It’s well known that, as actors, when we meet someone,
they’ll almost definitely ask if you’ve been in anything they might’ve
seen. This may come as a surprise to
some people but we don’t actually just sit outside your living room window,
keeping track of all the programmes you watch, entering it into a central
database so we can all cross-reference our CVs with your viewing habits. Once
that line of conversation goes nowhere, we’ll go down the, ‘Got any work coming
up?’ route, a similarly short and futile pathway to head down. It’s at this
point that I’m most often asked what the best acting job is that I’ve ever
done.
Now, this is a question I often struggle to answer. Is it
the painful months of touring schools playing an 8-year-old? Was it the play that
was held in a venue that was so poorly protected from the elements that we went
in one day to find actual snow drifts on stage? Was it the summer season that
paid so poorly that I was forced to live off tinned soup for a month and the
height of luxury was value gin mixed with cheap sparkling water and the tiniest
drop of cassis?
Of course, I’ve had some amazing jobs too. I’ve starred in
adverts alongside comedy heroes, I’ve put on my own show in Edinburgh and
graced the stage with proper legends, I’ve even got to wear an Aldi warehouse
jacket, but I realised this morning what the actual best acting role is that
I’ve ever played. It’s none of the jobs
I previously mentioned. It’s not a job
that involved loved celebrities or endless supplies of pizza or even my own
trailer. It’s not even the job that warranted my own police escort. And, if you’ve
read my essay in The Good Immigrant, it wasn’t even the time I got to play Jack
Frost. No, it was the time I got a line in the local pantomime.
‘So what did you do in Munchkinland Mr Scarecrow?’
That was it. I’ve
battled for so much more, lamented over a lack of lines and the unfairness of
it all. I’ve dreamt of starring roles
and endless heartfelt monologues but nothing has made me happier than that one
line.
I remember being taken to one side and being told that I
would be getting this line. For a quiet
but confident 8-year-old child, this was quite the responsibility and I treated
it as such. Looking back now, I realise
this part wasn’t given to me for any particular acting ability that I had, I
was just a sensible girl with a loud voice who could be trusted with such a
thing. If I was told to be somewhere,
that’s where I would be. I’m very much
the same now but sadly acting roles don’t seem to be handed out on your scale
of dependability.
I treasured that line like I would a tiny kitten. Those words were precious and demanded my
full attention. I’m embarrassed to say
that in my professional career I’ve had thousands of words, acres of dialogue,
hours of verse, and I’ve treated none of them with the respect that I held for
that one pretty inconsequential phrase.
‘So what did you do in Munchkinland Mr Scarecrow?’
It was a line that probably didn’t even need to exist but
I’ve never felt so important.
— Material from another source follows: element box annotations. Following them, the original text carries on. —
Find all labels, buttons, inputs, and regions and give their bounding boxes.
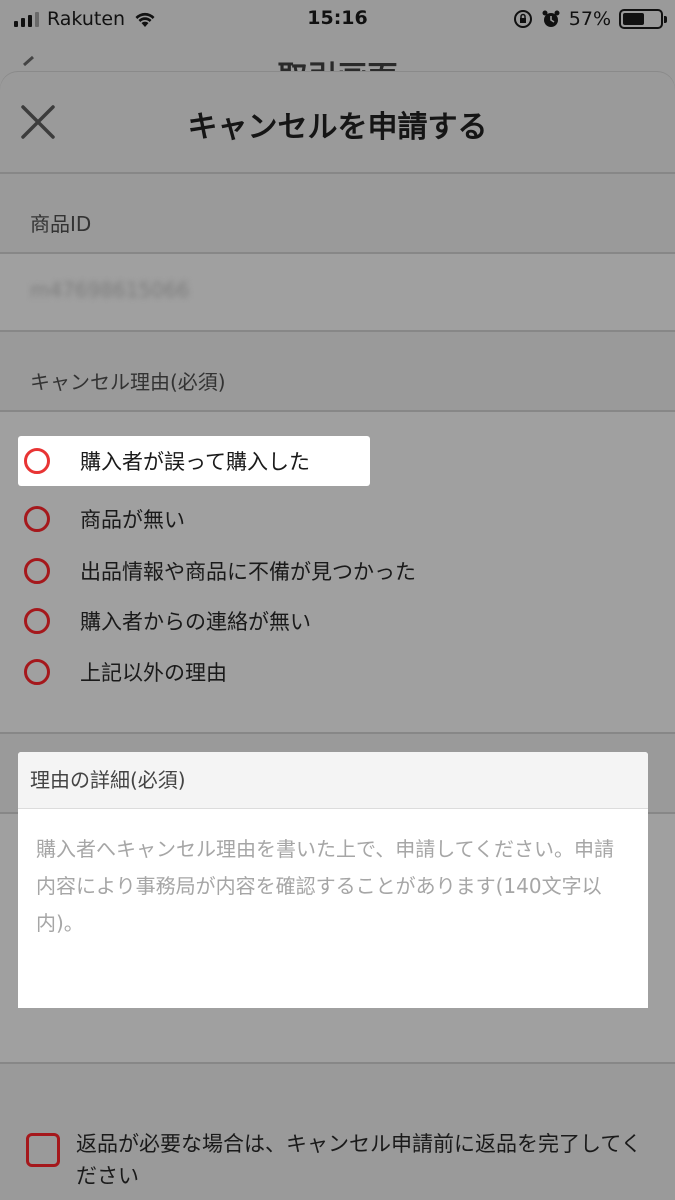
battery-level (623, 13, 644, 25)
sheet-title: キャンセルを申請する (187, 110, 488, 145)
reason-detail-field: 理由の詳細(必須) (18, 752, 648, 1008)
reason-option-label: 商品が無い (80, 508, 185, 532)
reason-option-label: 上記以外の理由 (80, 661, 227, 685)
reason-detail-label: 理由の詳細(必須) (18, 752, 648, 809)
return-checkbox[interactable] (26, 1133, 60, 1167)
product-id-label: 商品ID (30, 212, 92, 236)
reason-option-no-contact[interactable]: 購入者からの連絡が無い (18, 596, 311, 646)
reason-option-other[interactable]: 上記以外の理由 (18, 647, 227, 697)
battery-percent: 57% (568, 8, 611, 30)
reason-option-label: 出品情報や商品に不備が見つかった (80, 560, 416, 584)
return-confirmation[interactable]: 返品が必要な場合は、キャンセル申請前に返品を完了してください (26, 1128, 656, 1192)
sheet-header: キャンセルを申請する (0, 72, 675, 174)
behind-page-title: 取引画面 (0, 52, 675, 74)
status-right: 57% (513, 8, 667, 30)
radio-button[interactable] (24, 558, 50, 584)
reason-option-listing-defect[interactable]: 出品情報や商品に不備が見つかった (18, 546, 416, 596)
battery-icon (619, 9, 667, 29)
radio-button[interactable] (24, 506, 50, 532)
status-bar: Rakuten 15:16 57% (0, 0, 675, 40)
radio-button[interactable] (24, 448, 50, 474)
rotation-lock-icon (513, 10, 532, 28)
reason-option-label: 購入者からの連絡が無い (80, 610, 311, 634)
alarm-icon (542, 10, 560, 27)
reason-detail-textarea[interactable] (18, 809, 648, 1008)
product-id-value: m47698615066 (30, 278, 190, 302)
reason-option-mistaken-purchase[interactable]: 購入者が誤って購入した (18, 436, 370, 486)
return-checkbox-label: 返品が必要な場合は、キャンセル申請前に返品を完了してください (76, 1132, 642, 1188)
product-id-field: m47698615066 (0, 252, 675, 332)
reason-option-no-item[interactable]: 商品が無い (18, 494, 185, 544)
radio-button[interactable] (24, 659, 50, 685)
radio-button[interactable] (24, 608, 50, 634)
cancel-reason-radio-group: 購入者が誤って購入した 商品が無い 出品情報や商品に不備が見つかった 購入者から… (0, 410, 675, 734)
cancel-reason-label: キャンセル理由(必須) (30, 370, 226, 394)
reason-option-label: 購入者が誤って購入した (80, 450, 310, 474)
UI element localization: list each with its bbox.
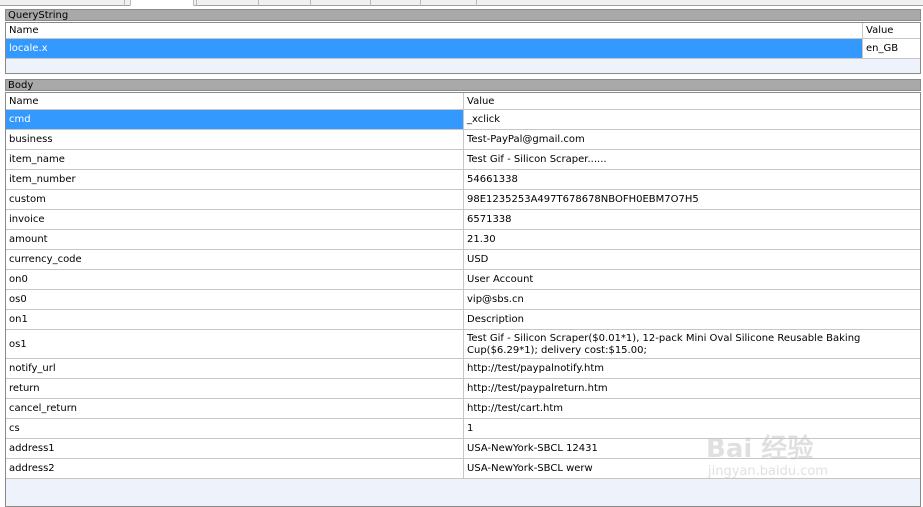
row-name[interactable]: amount [6,230,464,249]
table-row[interactable]: invoice 6571338 [6,210,920,230]
tab[interactable] [370,0,420,6]
body-header: Body [5,79,921,91]
row-name[interactable]: item_name [6,150,464,169]
row-value[interactable]: Test-PayPal@gmail.com [464,130,920,149]
table-row[interactable]: notify_url http://test/paypalnotify.htm [6,359,920,379]
row-value[interactable]: 54661338 [464,170,920,189]
row-name[interactable]: on0 [6,270,464,289]
table-row[interactable]: on0 User Account [6,270,920,290]
row-name[interactable]: invoice [6,210,464,229]
table-row[interactable]: on1 Description [6,310,920,330]
querystring-header-row: Name Value [6,23,920,39]
tab[interactable] [196,0,258,6]
row-value[interactable]: Test Gif - Silicon Scraper...... [464,150,920,169]
row-name[interactable]: item_number [6,170,464,189]
row-value[interactable]: USD [464,250,920,269]
querystring-header: QueryString [5,9,921,21]
tab[interactable] [310,0,370,6]
row-value[interactable]: Description [464,310,920,329]
tab[interactable] [420,0,476,6]
row-value[interactable]: Test Gif - Silicon Scraper($0.01*1), 12-… [464,330,920,358]
column-header-value[interactable]: Value [863,23,920,38]
row-value[interactable]: 21.30 [464,230,920,249]
table-row[interactable]: cancel_return http://test/cart.htm [6,399,920,419]
table-row[interactable]: custom 98E1235253A497T678678NBOFH0EBM7O7H… [6,190,920,210]
row-name[interactable]: notify_url [6,359,464,378]
row-value[interactable]: vip@sbs.cn [464,290,920,309]
row-name[interactable]: return [6,379,464,398]
watermark-url: jingyan.baidu.com [708,464,828,479]
row-value[interactable]: en_GB [863,39,920,58]
row-value[interactable]: http://test/paypalreturn.htm [464,379,920,398]
table-row[interactable]: business Test-PayPal@gmail.com [6,130,920,150]
querystring-row[interactable]: locale.x en_GB [6,39,920,59]
tab[interactable] [476,0,528,6]
row-name[interactable]: cmd [6,110,464,129]
row-name[interactable]: os1 [6,330,464,358]
row-value[interactable]: User Account [464,270,920,289]
body-header-row: Name Value [6,93,920,110]
column-header-name[interactable]: Name [6,23,863,38]
row-name[interactable]: os0 [6,290,464,309]
row-name[interactable]: locale.x [6,39,863,58]
row-name[interactable]: on1 [6,310,464,329]
table-row[interactable]: item_number 54661338 [6,170,920,190]
baidu-watermark: Bai 经验 jingyan.baidu.com [706,428,906,488]
row-name[interactable]: cs [6,419,464,438]
row-name[interactable]: business [6,130,464,149]
row-name[interactable]: cancel_return [6,399,464,418]
tab[interactable] [258,0,310,6]
row-value[interactable]: http://test/cart.htm [464,399,920,418]
table-row[interactable]: currency_code USD [6,250,920,270]
column-header-name[interactable]: Name [6,93,464,109]
table-row[interactable]: return http://test/paypalreturn.htm [6,379,920,399]
row-value[interactable]: 6571338 [464,210,920,229]
column-header-value[interactable]: Value [464,93,920,109]
row-value[interactable]: _xclick [464,110,920,129]
tab-strip [0,0,923,6]
row-name[interactable]: currency_code [6,250,464,269]
querystring-grid: Name Value locale.x en_GB [5,22,921,74]
table-row[interactable]: item_name Test Gif - Silicon Scraper.....… [6,150,920,170]
table-row[interactable]: os1 Test Gif - Silicon Scraper($0.01*1), … [6,330,920,359]
table-row[interactable]: amount 21.30 [6,230,920,250]
row-value[interactable]: http://test/paypalnotify.htm [464,359,920,378]
row-name[interactable]: custom [6,190,464,209]
table-row[interactable]: os0 vip@sbs.cn [6,290,920,310]
row-value[interactable]: 98E1235253A497T678678NBOFH0EBM7O7H5 [464,190,920,209]
row-name[interactable]: address2 [6,459,464,478]
watermark-logo: Bai 经验 [706,434,814,464]
row-name[interactable]: address1 [6,439,464,458]
tab-active[interactable] [130,0,194,6]
table-row[interactable]: cmd _xclick [6,110,920,130]
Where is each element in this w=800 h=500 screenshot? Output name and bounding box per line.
I remember
I got to stand in the wings with the man who played the scarecrow and I
basically felt 12 feet tall. I mean, I was a tall child for my age anyway but
this made me feel practically Amazonian.
A line.
A precious line.
A line that had been given to me and no one else.
I treated that role like I was Olivier going on at the
Globe. I wasn’t being paid, only getting a few snacks in between the matinee and
evening performance, but I felt like an A-lister.
That’s the level of pride I want to feel for everything that
I do now on. 8-year-old me has set a high standard, but if it was good enough
for her then it’s good enough for me a quarter of a century on. If she had been
asked if she was up to anything at the moment, she wouldn’t have coyly muttered
that she only had a line in the local panto, she would have summoned a fanfare
and boomed it from the rooftops.
So, when I next catch myself belittling an achievement,
trying to talk down something just because I think it’s insignificant, I’ll
remember her and be proud, as proud as an 8-year-old with a line that’s spoken
in front of 50 people in a dusty school hall.